Sunday, March 27, 2005

Weekend Update: $3 Million Worth Of Steroids

The home run is the most singularly dynamic achievement in all of North American sport.

Thus begins the web site introduction to The McFarlane Collection of home run balls.

A batter uses discipline, knowledge, speed and power to launch a ball into the seats and beyond, thrilling a home crowd and driving opposing fans to their knees.

Babe Ruth did it consistently, never hitting fewer than 40 in ten full seasons played from 1920 to 1932. He retired with a career slugging average of .690.

In 1961 Roger Maris' 61st homer conquered Babe Ruth's all-time record, but that mark has been surpassed three times in recent years.

Maris, of course, was a fluke. A decent home run hitter caught up in a home run race with Mickey Mantle, Maris had a career year in 1961 and went downhill from there.

Sammy Sosa, Mark McGwire and Barry Bonds have eclipsed the former record with homers number 66, 70, and 73.

We now know, of course, how they did it.
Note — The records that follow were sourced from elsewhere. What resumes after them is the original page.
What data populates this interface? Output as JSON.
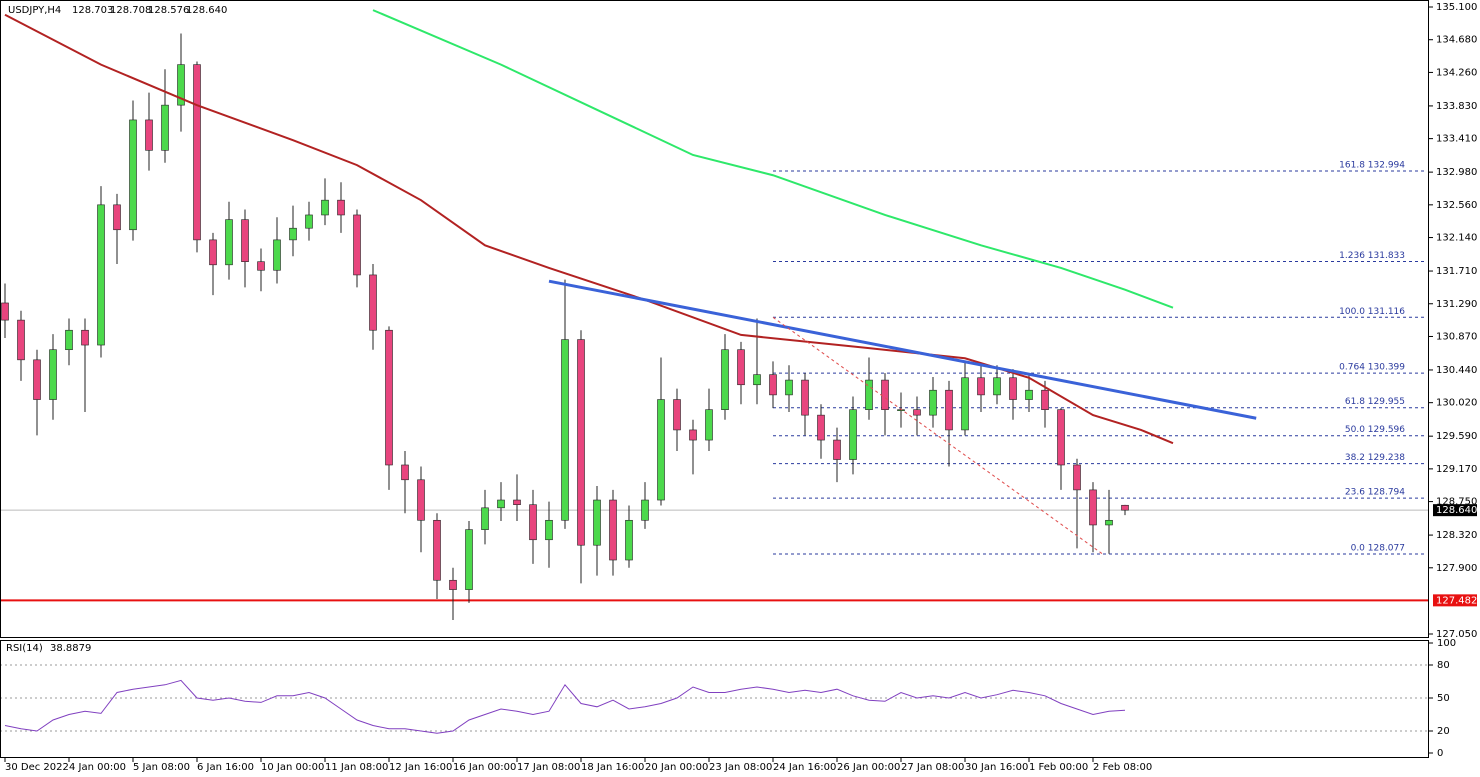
{
  "header": {
    "symbol": "USDJPY,H4",
    "ohlc": [
      "128.703",
      "128.708",
      "128.576",
      "128.640"
    ]
  },
  "chart_data": {
    "type": "candlestick",
    "bull_color": "#4cd94c",
    "bear_color": "#e8457e",
    "wick_color": "#222222",
    "ylim": [
      127.05,
      135.1
    ],
    "yticks": [
      {
        "value": 135.1,
        "label": "135.100"
      },
      {
        "value": 134.68,
        "label": "134.680"
      },
      {
        "value": 134.26,
        "label": "134.260"
      },
      {
        "value": 133.83,
        "label": "133.830"
      },
      {
        "value": 133.41,
        "label": "133.410"
      },
      {
        "value": 132.98,
        "label": "132.980"
      },
      {
        "value": 132.56,
        "label": "132.560"
      },
      {
        "value": 132.14,
        "label": "132.140"
      },
      {
        "value": 131.71,
        "label": "131.710"
      },
      {
        "value": 131.29,
        "label": "131.290"
      },
      {
        "value": 130.87,
        "label": "130.870"
      },
      {
        "value": 130.44,
        "label": "130.440"
      },
      {
        "value": 130.02,
        "label": "130.020"
      },
      {
        "value": 129.59,
        "label": "129.590"
      },
      {
        "value": 129.17,
        "label": "129.170"
      },
      {
        "value": 128.75,
        "label": "128.750"
      },
      {
        "value": 128.32,
        "label": "128.320"
      },
      {
        "value": 127.9,
        "label": "127.900"
      },
      {
        "value": 127.05,
        "label": "127.050"
      }
    ],
    "time_labels": [
      "30 Dec 2022",
      "4 Jan 00:00",
      "5 Jan 08:00",
      "6 Jan 16:00",
      "10 Jan 00:00",
      "11 Jan 08:00",
      "12 Jan 16:00",
      "16 Jan 00:00",
      "17 Jan 08:00",
      "18 Jan 16:00",
      "20 Jan 00:00",
      "23 Jan 08:00",
      "24 Jan 16:00",
      "26 Jan 00:00",
      "27 Jan 08:00",
      "30 Jan 16:00",
      "1 Feb 00:00",
      "2 Feb 08:00"
    ],
    "candles": {
      "open": [
        131.3,
        131.08,
        130.57,
        130.06,
        130.7,
        130.95,
        130.76,
        132.56,
        132.24,
        133.65,
        133.26,
        133.84,
        134.36,
        132.11,
        131.79,
        132.37,
        131.83,
        131.72,
        132.11,
        132.26,
        132.43,
        132.62,
        132.43,
        131.66,
        130.95,
        129.22,
        129.03,
        128.51,
        127.74,
        127.62,
        128.39,
        128.67,
        128.77,
        128.71,
        128.26,
        128.51,
        130.83,
        128.19,
        128.77,
        128.0,
        128.51,
        128.77,
        130.06,
        129.67,
        129.54,
        129.93,
        130.7,
        130.25,
        130.38,
        130.12,
        130.31,
        129.86,
        129.54,
        129.29,
        129.93,
        130.31,
        129.93,
        129.93,
        129.86,
        130.18,
        129.67,
        130.34,
        130.12,
        130.34,
        130.06,
        130.18,
        129.93,
        129.22,
        128.9,
        128.45,
        128.703
      ],
      "high": [
        131.55,
        131.2,
        130.7,
        130.9,
        131.1,
        131.1,
        132.8,
        132.7,
        133.9,
        134.0,
        134.3,
        134.76,
        134.4,
        132.2,
        132.6,
        132.5,
        132.0,
        132.4,
        132.55,
        132.6,
        132.9,
        132.85,
        132.5,
        131.8,
        131.0,
        129.4,
        129.2,
        128.6,
        127.9,
        128.5,
        128.9,
        129.0,
        129.1,
        128.9,
        128.75,
        131.6,
        130.95,
        128.95,
        128.9,
        128.7,
        129.0,
        130.6,
        130.2,
        129.8,
        130.2,
        130.9,
        130.8,
        131.1,
        130.55,
        130.5,
        130.4,
        130.0,
        129.7,
        130.1,
        130.6,
        130.4,
        130.15,
        130.1,
        130.35,
        130.3,
        130.55,
        130.5,
        130.5,
        130.45,
        130.4,
        130.3,
        129.95,
        129.3,
        129.0,
        128.9,
        128.708
      ],
      "low": [
        130.85,
        130.3,
        129.6,
        129.8,
        130.5,
        129.9,
        130.6,
        131.8,
        132.1,
        133.0,
        133.1,
        133.5,
        131.95,
        131.4,
        131.6,
        131.5,
        131.45,
        131.55,
        131.9,
        132.1,
        132.3,
        132.2,
        131.5,
        130.7,
        128.9,
        128.6,
        128.1,
        127.5,
        127.23,
        127.45,
        128.2,
        128.5,
        128.5,
        127.95,
        127.9,
        128.4,
        127.7,
        127.8,
        127.8,
        127.9,
        128.4,
        128.7,
        129.4,
        129.1,
        129.4,
        129.8,
        130.0,
        130.0,
        129.95,
        129.9,
        129.6,
        129.3,
        129.0,
        129.1,
        129.8,
        129.6,
        129.7,
        129.6,
        129.7,
        129.2,
        129.6,
        129.9,
        130.0,
        129.8,
        129.9,
        129.7,
        128.9,
        128.15,
        128.1,
        128.08,
        128.576
      ],
      "close": [
        131.08,
        130.57,
        130.06,
        130.7,
        130.95,
        130.76,
        132.56,
        132.24,
        133.65,
        133.26,
        133.84,
        134.36,
        132.11,
        131.79,
        132.37,
        131.83,
        131.72,
        132.11,
        132.26,
        132.43,
        132.62,
        132.43,
        131.66,
        130.95,
        129.22,
        129.03,
        128.51,
        127.74,
        127.62,
        128.39,
        128.67,
        128.77,
        128.71,
        128.26,
        128.51,
        130.83,
        128.19,
        128.77,
        128.0,
        128.51,
        128.77,
        130.06,
        129.67,
        129.54,
        129.93,
        130.7,
        130.25,
        130.38,
        130.12,
        130.31,
        129.86,
        129.54,
        129.29,
        129.93,
        130.31,
        129.93,
        129.93,
        129.86,
        130.18,
        129.67,
        130.34,
        130.12,
        130.34,
        130.06,
        130.18,
        129.93,
        129.22,
        128.9,
        128.45,
        128.51,
        128.64
      ]
    },
    "lines": [
      {
        "color": "#b22222",
        "width": 2,
        "x": [
          0,
          6,
          12,
          18,
          22,
          26,
          30,
          34,
          40,
          46,
          54,
          60,
          64,
          68,
          71,
          73
        ],
        "values": [
          135.0,
          134.36,
          133.84,
          133.39,
          133.07,
          132.62,
          132.04,
          131.75,
          131.34,
          130.89,
          130.72,
          130.59,
          130.34,
          129.86,
          129.67,
          129.5
        ]
      },
      {
        "color": "#2ee86a",
        "width": 2,
        "x": [
          23,
          31,
          37,
          43,
          48,
          55,
          61,
          66,
          70,
          73
        ],
        "values": [
          135.06,
          134.36,
          133.78,
          133.2,
          132.94,
          132.43,
          132.04,
          131.75,
          131.47,
          131.24
        ]
      },
      {
        "color": "#3a62d8",
        "width": 3,
        "x": [
          34,
          78.2
        ],
        "values": [
          131.58,
          129.82
        ]
      },
      {
        "color": "#e05050",
        "width": 1,
        "dash": true,
        "x": [
          48,
          68.6
        ],
        "values": [
          131.116,
          128.077
        ]
      }
    ],
    "current_price": {
      "value": 128.64,
      "label": "128.640"
    },
    "support": {
      "value": 127.482,
      "label": "127.482",
      "color": "#e81010"
    },
    "fib_levels": [
      {
        "value": 132.994,
        "label": "161.8 132.994"
      },
      {
        "value": 131.833,
        "label": "1.236 131.833"
      },
      {
        "value": 131.116,
        "label": "100.0 131.116"
      },
      {
        "value": 130.399,
        "label": "0.764 130.399"
      },
      {
        "value": 129.955,
        "label": "61.8 129.955"
      },
      {
        "value": 129.596,
        "label": "50.0 129.596"
      },
      {
        "value": 129.238,
        "label": "38.2 129.238"
      },
      {
        "value": 128.794,
        "label": "23.6 128.794"
      },
      {
        "value": 128.077,
        "label": "0.0 128.077"
      }
    ],
    "rsi": {
      "title": "RSI(14)",
      "value_label": "38.8879",
      "color": "#8040c0",
      "ylim": [
        0,
        100
      ],
      "yticks": [
        100,
        80,
        50,
        20,
        0
      ],
      "levels": [
        80,
        50,
        20
      ],
      "values": [
        25,
        22,
        20,
        30,
        35,
        38,
        36,
        55,
        58,
        60,
        62,
        66,
        50,
        48,
        50,
        47,
        46,
        52,
        52,
        55,
        50,
        40,
        30,
        25,
        22,
        22,
        20,
        18,
        20,
        30,
        35,
        40,
        38,
        35,
        38,
        62,
        45,
        42,
        48,
        40,
        42,
        45,
        50,
        60,
        55,
        55,
        58,
        60,
        58,
        55,
        57,
        55,
        58,
        52,
        48,
        47,
        55,
        50,
        52,
        50,
        55,
        50,
        53,
        57,
        55,
        52,
        45,
        40,
        35,
        38,
        38.8879
      ]
    }
  }
}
In addition to “discipline, knowledge, speed and power,” they have been found to have used anabolic steroids. Each virtually doubled his annual home run production to break the record—Bonds went from 34 to 73 in two years. Sosa went from 36 to 66 in one year. McGwire went from 39 to 70 in three years.

All three saw a drastic fall-off in home runs shortly after their peaks. And none of them—even Bonds, with his jacked-up 73 homer year included, approached Ruth’s career slugging average.

The baseballs they [Bonds, McGwire, Sosa] hit to earn a piece of baseball immortality all rest in the possession of Todd McFarlane.

Todd McFarlane is a cartoon creator who paid through the nose ($3 million—the most ever paid for a sports artifact) for Mark McGwire’s 70th home run baseball. He is a sports nut who built a collection of steroid-juiced home run balls, including, according to "The McFarlane Collection" web site, “six of the ten highest priced baseballs ever purchased.”

Whatever the actual current market is for those six steroid-inflated baseballs, it is in my view likely to be far below cost.